Review of Yamaha Tracer 700
12th January 2017
Yamaha Tracer 700 is not so much a surprise as a delightful dream fulfilment in the category of sports tourers. Less weight, more agility, a spirited performance, and to cap it all, cheaper too! It seems to be an answer to the prayer for the perfect two-wheeler friend to go off on your sports-tour.
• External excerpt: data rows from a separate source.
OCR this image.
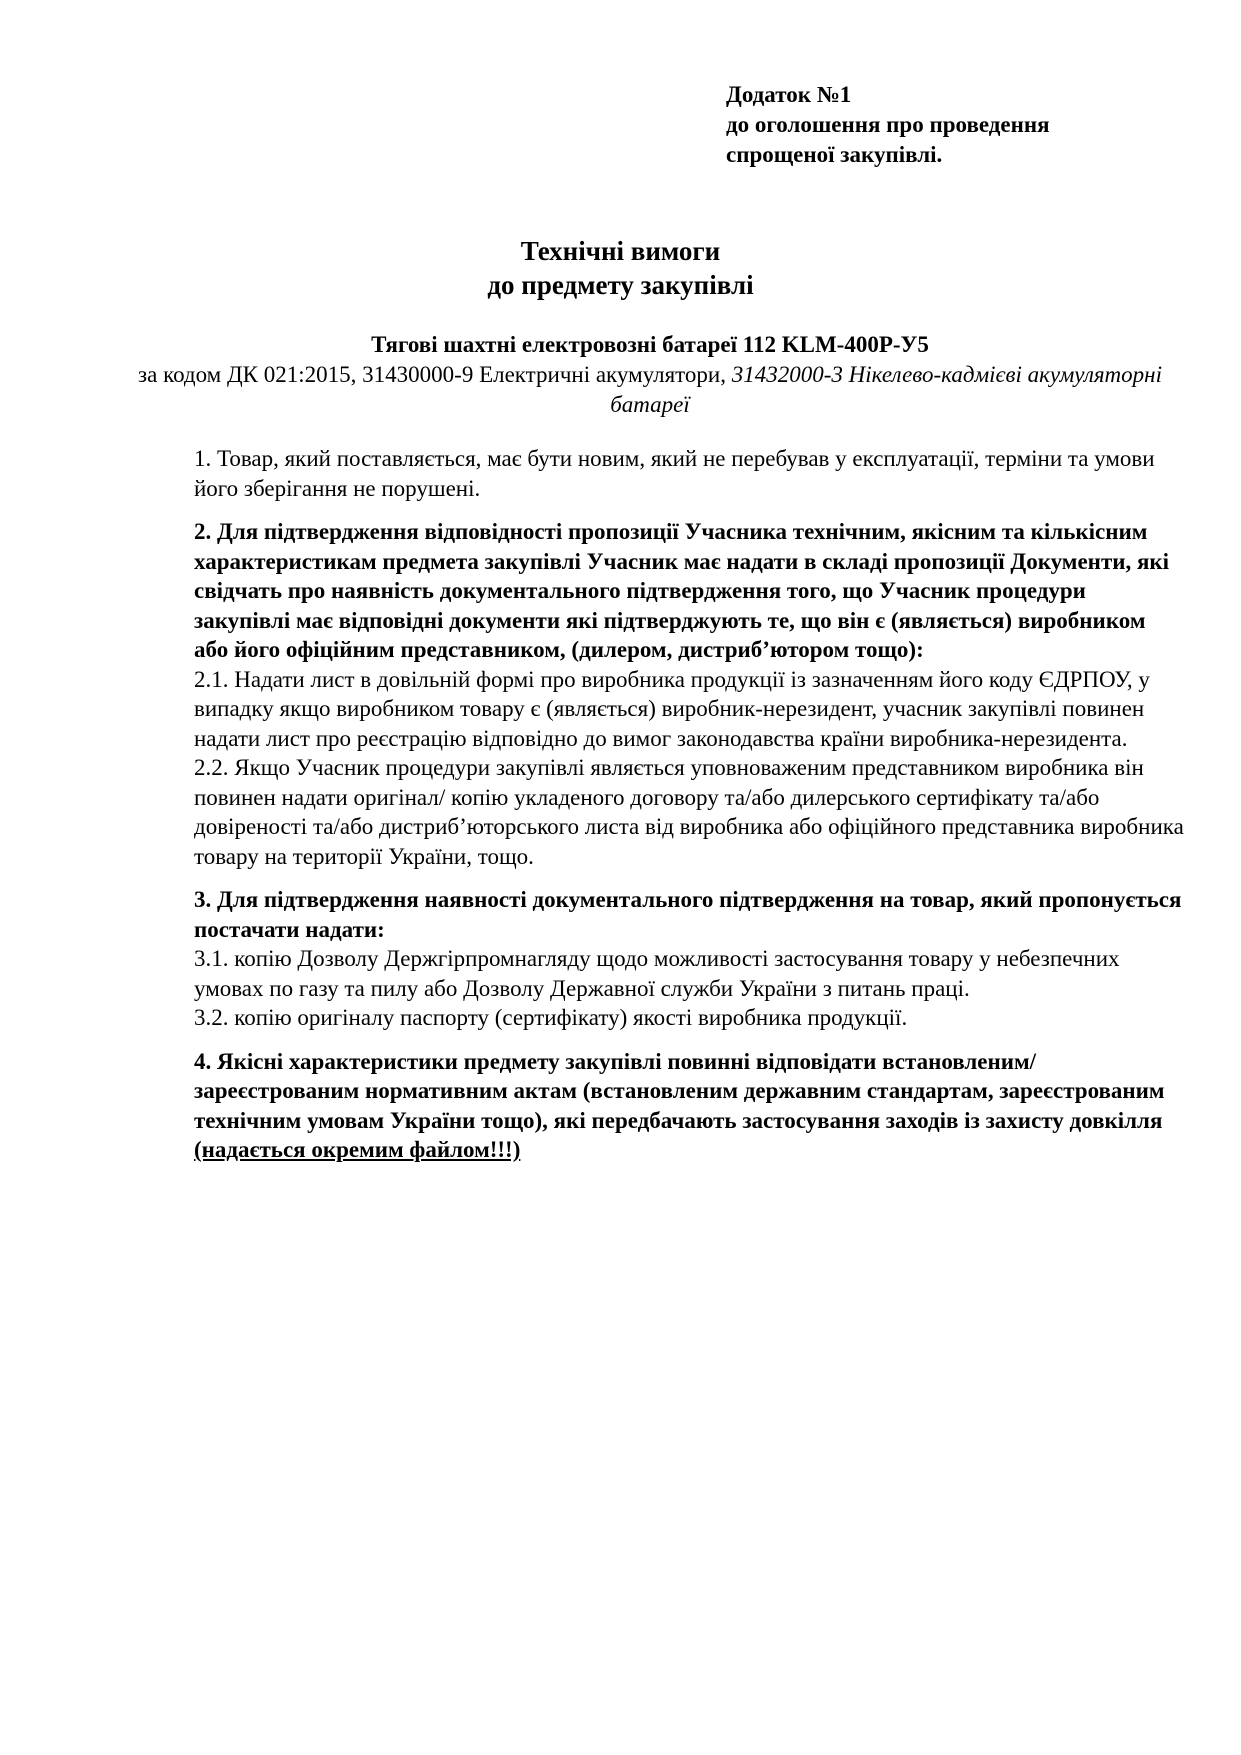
Додаток №1
до оголошення про проведення
спрощеної закупівлі.
Технічні вимоги
до предмету закупівлі
Тягові шахтні електровозні батареї 112 KLM-400P-У5
за кодом ДК 021:2015, 31430000-9 Електричні акумулятори, 31432000-3 Нікелево-кадмієві акумуляторні батареї

1. Товар, який поставляється, має бути новим, який не перебував у експлуатації, терміни та умови його зберігання не порушені.

2. Для підтвердження відповідності пропозиції Учасника технічним, якісним та кількісним характеристикам предмета закупівлі Учасник має надати в складі пропозиції Документи, які свідчать про наявність документального підтвердження того, що Учасник процедури закупівлі має відповідні документи які підтверджують те, що він є (являється) виробником або його офіційним представником, (дилером, дистриб’ютором тощо):

2.1. Надати лист в довільній формі про виробника продукції із зазначенням його коду ЄДРПОУ, у випадку якщо виробником товару є (являється) виробник-нерезидент, учасник закупівлі повинен надати лист про реєстрацію відповідно до вимог законодавства країни виробника-нерезидента.

2.2. Якщо Учасник процедури закупівлі являється уповноваженим представником виробника він повинен надати оригінал/ копію укладеного договору та/або дилерського сертифікату та/або довіреності та/або дистриб’юторського листа від виробника або офіційного представника виробника товару на території України, тощо.

3. Для підтвердження наявності документального підтвердження на товар, який пропонується постачати надати:

3.1. копію Дозволу Держгірпромнагляду щодо можливості застосування товару у небезпечних умовах по газу та пилу або Дозволу Державної служби України з питань праці.

3.2. копію оригіналу паспорту (сертифікату) якості виробника продукції.

4. Якісні характеристики предмету закупівлі повинні відповідати встановленим/зареєстрованим нормативним актам (встановленим державним стандартам, зареєстрованим технічним умовам України тощо), які передбачають застосування заходів із захисту довкілля (надається окремим файлом!!!)
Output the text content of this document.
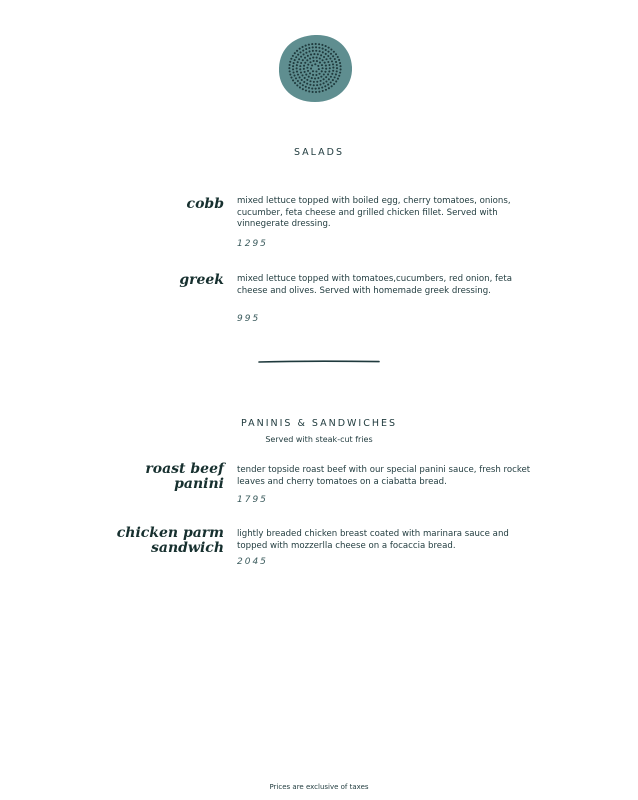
SALADS
cobb mixed lettuce topped with boiled egg, cherry tomatoes, onions, cucumber, feta cheese and grilled chicken fillet. Served with vinnegerate dressing.
1295
greek mixed lettuce topped with tomatoes,cucumbers, red onion, feta cheese and olives. Served with homemade greek dressing.
995
PANINIS & SANDWICHES
Served with steak-cut fries
roast beef
panini
tender topside roast beef with our special panini sauce, fresh rocket leaves and cherry tomatoes on a ciabatta bread.
1795
chicken parm
sandwich
lightly breaded chicken breast coated with marinara sauce and topped with mozzerlla cheese on a focaccia bread.
2045
Prices are exclusive of taxes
The Japanese manufacturer of the popular MT series came up with one of the bestselling bikes of the year 2016 at an astonishingly moderate price tag of £6299 without detracting from practicality or fun. While retaining the lightweight character of MT-07, it has a greater fuel capacity of 17 liters and more stability provided by its longer asymmetric swingarm made of aluminium in place of the steel in MT-07.
Design and Specifications
Tracer 700 combines its considerable long distance abilities with a stylish look and an amazing fully fuelled weight of 196kg. It features the same 689cc Cp2 motor as the MT-07 though the mechanical parts have undergone revision to cater to the sports-touring requirements. To meet the Euro4 specifications the air intake and exhaust have been revised. It also boasts of the best power-to-weight ratio in comparison with the other bikes of the same class. The punchy torque output of this Tracer is unmatched by regular twin cylinder engines and makes easy work of hairpin bends with a minimum effort. A 270-degree crankshaft and uneven firing order contributes to a predictable traction and torque.
The Rider’s View
The 50 mm longer swingarm gives a reassuring wheelbase of 1450 mm that makes travelling with luggage more stable. A 35 mm rise of the seat due to a new rear sub-frame offers more legroom and this, along with the bars that are more raised and pushed further backwards, ensure that the rider gets a more comfortable upright riding position.
Tracer 700 has brilliant panel displays with not only the standard speedometer, rev counter and odometers but also gear position indicator, fuel meter, clock, fuel reserve trip-meter, air intake temperature, coolant temperature, instantaneous or average fuel consumption information etc. even though it remains compact. Integrated knuckle guards is an added feature. The front fairing gives adequate wind protection with a manually adjustable windscreen.
Even amateur riders find the throttle motion ideal and the admirable power delivery guarantees a smooth drive. The Tracer has adequate breaking ability, but like MT-07, the handlebar has to be squeezed firmly to bring about a sharp stop. However, the Michelin Pilot Road 4 tires ensure excellent grip even on wet roads in extreme weather conditions.
The company offers a wide range of accessories like heated grips, comfort/heated seats, crash bars, fog lamps, screens and so on to tempt anyone needing further incentives to try out this superb innovation. It is also extremely easy to fix the accessories, as is the case with the rear aluminum carrier that requires only the removal of the passenger grip and fitting in of the carrier. The absence of any drilling or cutting makes it a very easy work. The side-case stay needs only to be bolted on! So, that spur-of-the-moment trip doesn’t seem a bad idea after all with Yamaha Tracer 700 to help you along!